Beslissingskader voor patiënten Een praktisch beslissingskader dat ik gebruik met patiënten is een afweging van vier factoren: type pijn, eerdere respons op behandelingen, psychiatrische en cardiovasculaire risicofactoren, en levensstijl/functiedoelen. Wanneer de balans gunstig is en er duidelijke follow-up mogelijk is, beveel ik een proefperiode onder medische begeleiding aan. Als risico's hoog zijn of als het doel alleen pijnreductie zonder functionele verbetering is, heroverwogen alternatief of intensieve pijnrevalidatie verdient de voorkeur.
Samengebalde handelingspunten voor zorgverleners
- behandel cannabis als medicijn: documenteer indicatie, formulering, dosis en effect, begin laag en titrateer voorzichtig, vooral bij oudere patiënten of polyfarmacie, focus op functionele uitkomsten, niet alleen pijnscore, bewaak psychiatrische bijwerkingen en mogelijke interacties, bespreek veilige toediening en opslag met patiënten.
Slotreflectie zonder simplisme Wiet en bredere cannabisproducten zijn geen universele vervangers voor opioïden, maar ze vormen in bepaalde gevallen een bruikbaar onderdeel van een multimodale aanpak. Ze kunnen pijn verlichten, opioïdgebruik verminderen en kwaliteit van leven verbeteren bij geselecteerde patiënten, mits zorgvuldig toegepast. Tegelijkertijd zijn er duidelijke risico's en lacunes in kennis. Voor diegenen die dit pad bewandelen, gelden voorzichtigheid, duidelijke doelen en monitoring. Een patiënt die onder begeleiding een matige reductie van opioïden bereikt en meer functioneert, heeft een concreet en waardevol resultaat — maar hetzelfde traject kan bij iemand anders leiden tot weinig effect en nieuwe problemen. Dat onvoorspelbare element vraagt om bescheidenheid en maatwerk in klinische besluitvorming.

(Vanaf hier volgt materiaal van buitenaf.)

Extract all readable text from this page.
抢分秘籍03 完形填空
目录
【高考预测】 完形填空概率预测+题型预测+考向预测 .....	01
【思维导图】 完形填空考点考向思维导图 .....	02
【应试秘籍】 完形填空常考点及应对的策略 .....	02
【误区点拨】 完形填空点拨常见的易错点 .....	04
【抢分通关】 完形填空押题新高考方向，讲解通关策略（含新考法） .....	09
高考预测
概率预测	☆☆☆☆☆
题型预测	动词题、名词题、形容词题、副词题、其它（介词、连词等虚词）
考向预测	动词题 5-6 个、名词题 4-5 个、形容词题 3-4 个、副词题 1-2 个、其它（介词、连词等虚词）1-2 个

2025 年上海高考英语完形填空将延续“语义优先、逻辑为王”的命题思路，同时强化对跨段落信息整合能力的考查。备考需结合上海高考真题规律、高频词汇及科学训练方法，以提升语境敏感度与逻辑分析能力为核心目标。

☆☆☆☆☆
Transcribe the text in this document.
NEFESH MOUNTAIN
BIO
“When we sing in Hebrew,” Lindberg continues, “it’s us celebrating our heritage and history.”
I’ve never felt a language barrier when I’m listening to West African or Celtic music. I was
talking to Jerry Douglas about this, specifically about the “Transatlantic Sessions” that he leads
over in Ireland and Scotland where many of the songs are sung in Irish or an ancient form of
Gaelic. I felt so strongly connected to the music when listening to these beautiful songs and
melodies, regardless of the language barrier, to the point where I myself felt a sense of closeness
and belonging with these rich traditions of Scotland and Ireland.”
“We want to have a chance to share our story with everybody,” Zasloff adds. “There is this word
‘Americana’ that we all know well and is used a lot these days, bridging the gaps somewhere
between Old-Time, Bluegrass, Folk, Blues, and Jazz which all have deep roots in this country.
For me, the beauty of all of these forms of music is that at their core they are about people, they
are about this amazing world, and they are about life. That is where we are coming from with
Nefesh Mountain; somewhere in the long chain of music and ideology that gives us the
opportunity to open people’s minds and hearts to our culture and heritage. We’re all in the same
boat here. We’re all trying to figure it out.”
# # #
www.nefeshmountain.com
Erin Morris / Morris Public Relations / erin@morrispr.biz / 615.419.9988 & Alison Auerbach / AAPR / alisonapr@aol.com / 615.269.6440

Bibliografische noten Dit stuk baseert zich op een mix van klinische observaties, systematische reviews en beleidsrapporten die ruis en nuance in het veld beschrijven. Voor specifieke onderzoeken en richtlijnen verwijs ik naar recente systematische reviews en lokale medische richtlijnen, omdat individuele RCT's en epidemiologische studies elkaar soms contrasteren en plaatsgebonden aanbevelingen variëren.